太医探查无功而返,夏胤心中的疑虑非但未能消解,反而如野草般滋长,夜不能寐。他深知太子身上所蕴之力,已非凡俗手段所能窥测,更非简单的“祥瑞”可一言蔽之。其力虽显慈悲,然不受控、不可解,于帝王而言,便是最大的变数与威胁。
“宣国师、太傅。”夏胤于御书房内,声音带着一丝不易察觉的疲惫与决断,“朕欲于明日小朝会,令太子御前答对。着二卿及翰林院、钦天监诸学士,共议…太子近日所学。

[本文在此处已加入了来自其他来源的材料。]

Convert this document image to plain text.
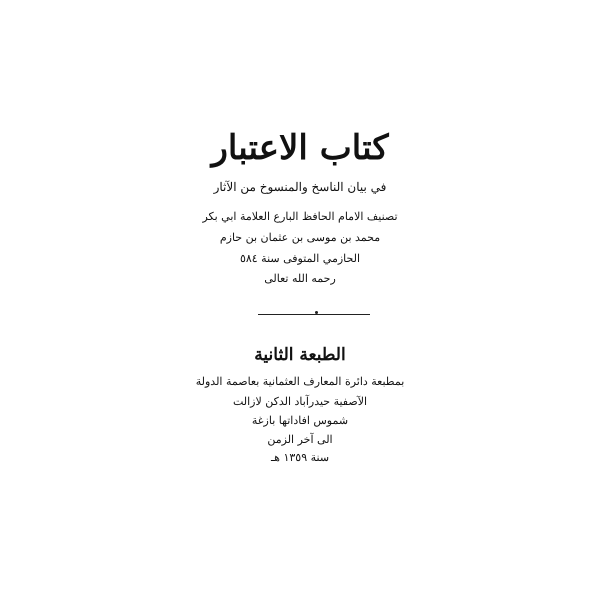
كتاب الاعتبار
في بيان الناسخ والمنسوخ من الآثار
تصنيف الامام الحافظ البارع العلامة ابي بكر
محمد بن موسى بن عثمان بن حازم
الحازمي المتوفى سنة ٥٨٤
رحمه الله تعالى
الطبعة الثانية
بمطبعة دائرة المعارف العثمانية بعاصمة الدولة
الآصفية حيدرآباد الدكن لازالت
شموس افاداتها بازغة
الى آخر الزمن
سنة ١٣٥٩ هـ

”
玄诚真人与李文正接到口谕,心中皆是一凛。他们明白,这绝非一次简单的学业考校。陛下是要在群臣面前,亲自掂量这位太子,更是要借众臣之眼、之口,来给夏衍身上那神秘的力量做一个“界定”!是仙缘?是异端?还是…妖邪?
这将是一场没有刀光剑影,却凶险无比的朝堂论道!
翌日,文华殿小朝会。气氛庄重肃穆,文武重臣分列两侧,玄诚真人与李文正立于文官前列,神色凝重。夏胤高坐龙椅,面色平静,目光深邃。而在龙椅旁侧,特设了一张小椅,四岁的太子夏衍身着朝服,安静端坐,小小的身影在这威严的殿堂中显得格外引人注目,却又奇异地不显突兀。
“太子近日修习道儒经典,朕心甚慰。”夏胤开口,声音回荡于殿中,“今日便与众卿共鉴学业。众卿可有问难?”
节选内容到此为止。